EXPLICIT TEACHING IN THE OPERATING ROOM: ADDING THE WHY TO THE WHAT

CONTEXT

Residents need their supervisors in the operating room to inform them on how to use their expertise in present and future occasions. A few studies hint at such explicit teaching behaviour, however without explaining its underlying mechanisms. Understanding and improving explicit teaching becomes more salient nowadays, as access of residents to relevant procedures is decreasing, while end-terms of training programs remain unchanged: high quality patient care.

OBJECTIVES

A structured analysis of 1. The practices supervisors use for explicit teaching and 2. How supervisors introduce explicit teaching in real time during surgical procedures.

METHODS

An observational qualitative collection study in which all actions of nine supervisor-resident dyads during a total hip replacement procedure were videotaped. Interactions in which supervisors explicitly or implicitly inform residents how to use their expertise now and in future occasions were included for further analysis, using the iterative inductive process of conversation analysis.

RESULTS

1. Supervisors used a basic template of if/then rules for explicit teaching, which they regularly customized by adding metaphors, motivations, and information about preference, prevalence and consequence.

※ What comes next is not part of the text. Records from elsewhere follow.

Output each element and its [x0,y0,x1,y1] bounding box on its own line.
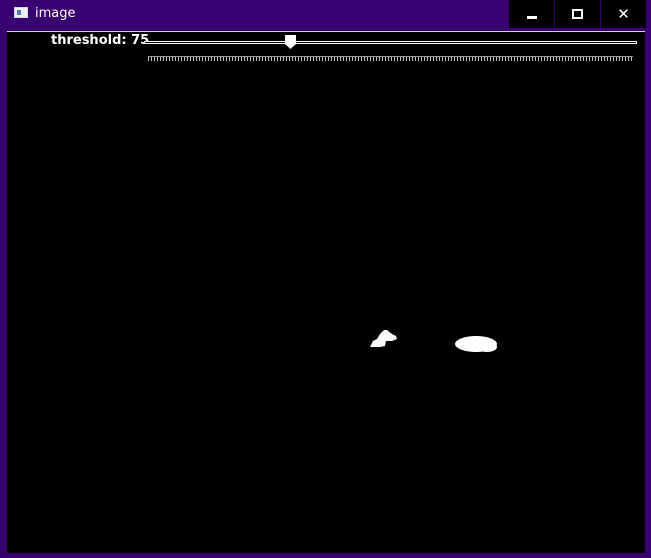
trackbar-track[interactable] [144,41,637,44]
minimize-icon [526,15,537,19]
title-bar[interactable]: image ✕ [0,0,651,29]
image-window: image ✕ threshold: 75 [0,0,651,558]
minimize-button[interactable] [509,0,554,28]
close-button[interactable]: ✕ [601,0,646,28]
window-app-icon [14,7,28,18]
maximize-button[interactable] [555,0,600,28]
window-title: image [35,6,76,21]
trackbar-ticks [148,56,633,61]
white-blob-right [455,336,497,352]
white-blob-left [370,330,397,347]
client-area: threshold: 75 [7,31,645,553]
trackbar-label: threshold: 75 [51,33,150,48]
maximize-icon [572,9,583,19]
close-icon: ✕ [617,4,630,23]
image-canvas [7,68,645,553]
trackbar-thumb[interactable] [285,35,297,49]
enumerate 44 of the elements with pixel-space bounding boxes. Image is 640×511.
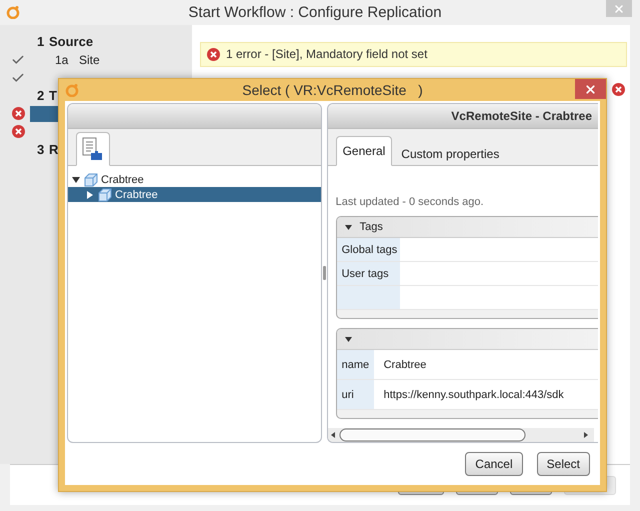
panel-title: VcRemoteSite - Crabtree (451, 109, 592, 123)
section-title: Tags (360, 221, 383, 233)
property-key: Global tags (336, 238, 400, 261)
property-key: name (336, 350, 374, 379)
step-number: 3 (37, 142, 46, 158)
property-key: uri (336, 380, 374, 409)
step-number: 1 (37, 34, 46, 50)
tree-item[interactable]: Crabtree (68, 187, 321, 202)
error-message: 1 error - [Site], Mandatory field not set (226, 47, 428, 62)
property-key: User tags (336, 262, 400, 285)
substep-number: 1a (55, 52, 70, 67)
cube-icon (98, 188, 112, 202)
error-icon (207, 48, 220, 61)
tab[interactable]: General (336, 136, 392, 166)
logo-icon (65, 83, 79, 97)
dialog-title: Select ( VR:VcRemoteSite ) (241, 82, 424, 98)
property-value: Crabtree (382, 358, 426, 372)
step-title: R (49, 142, 58, 158)
cube-icon (84, 172, 98, 186)
substep-label[interactable]: Site (79, 52, 100, 67)
logo-icon (6, 5, 20, 20)
step-title: Source (49, 34, 94, 50)
selected-row-highlight[interactable] (30, 106, 58, 122)
horizontal-scrollbar[interactable] (328, 428, 594, 442)
list-puzzle-icon (81, 137, 105, 161)
step-title: T (49, 88, 57, 104)
splitter-handle[interactable] (322, 266, 326, 280)
collapsed-arrow-icon[interactable] (86, 190, 94, 198)
expanded-arrow-icon[interactable] (344, 336, 352, 342)
close-icon[interactable] (584, 82, 597, 96)
cancel-button[interactable]: Cancel (465, 452, 523, 476)
close-button[interactable] (575, 79, 606, 99)
property-value: https://kenny.southpark.local:443/sdk (382, 388, 564, 402)
tab[interactable] (76, 132, 110, 166)
expanded-arrow-icon[interactable] (344, 224, 352, 230)
tab[interactable]: Custom properties (394, 140, 506, 166)
window-title: Start Workflow : Configure Replication (187, 4, 443, 21)
section-header[interactable]: Tags (336, 217, 598, 238)
confirm-button[interactable]: Select (536, 452, 590, 476)
step-number: 2 (37, 88, 46, 104)
tree-item[interactable]: Crabtree (68, 172, 321, 187)
last-updated-text: Last updated - 0 seconds ago. (336, 196, 485, 208)
expanded-arrow-icon[interactable] (72, 176, 80, 184)
blank-key-cell (336, 286, 400, 309)
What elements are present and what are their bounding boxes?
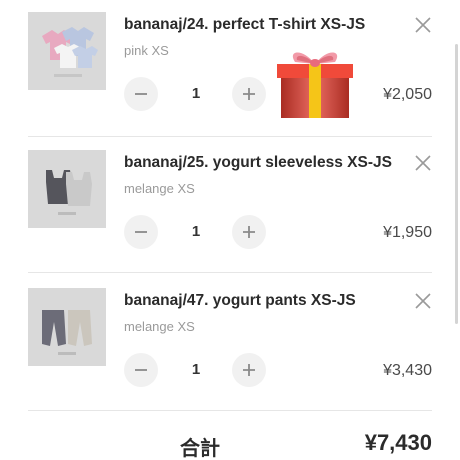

2. If/then rules are introduced by supervisors to solve a (potential) problem in outcome for the present patient in reaction to local circumstances, e.g. what residents said, did or were about to do.

CONCLUSIONS

If/then rules add the why to the what. Supervisors upgrade residents’ insights in surgical procedures (professional vision) and teach the degree of individual freedom and variation of their expert standards for future occasions. These insights can be beneficial in improving supervisors’ teaching skills.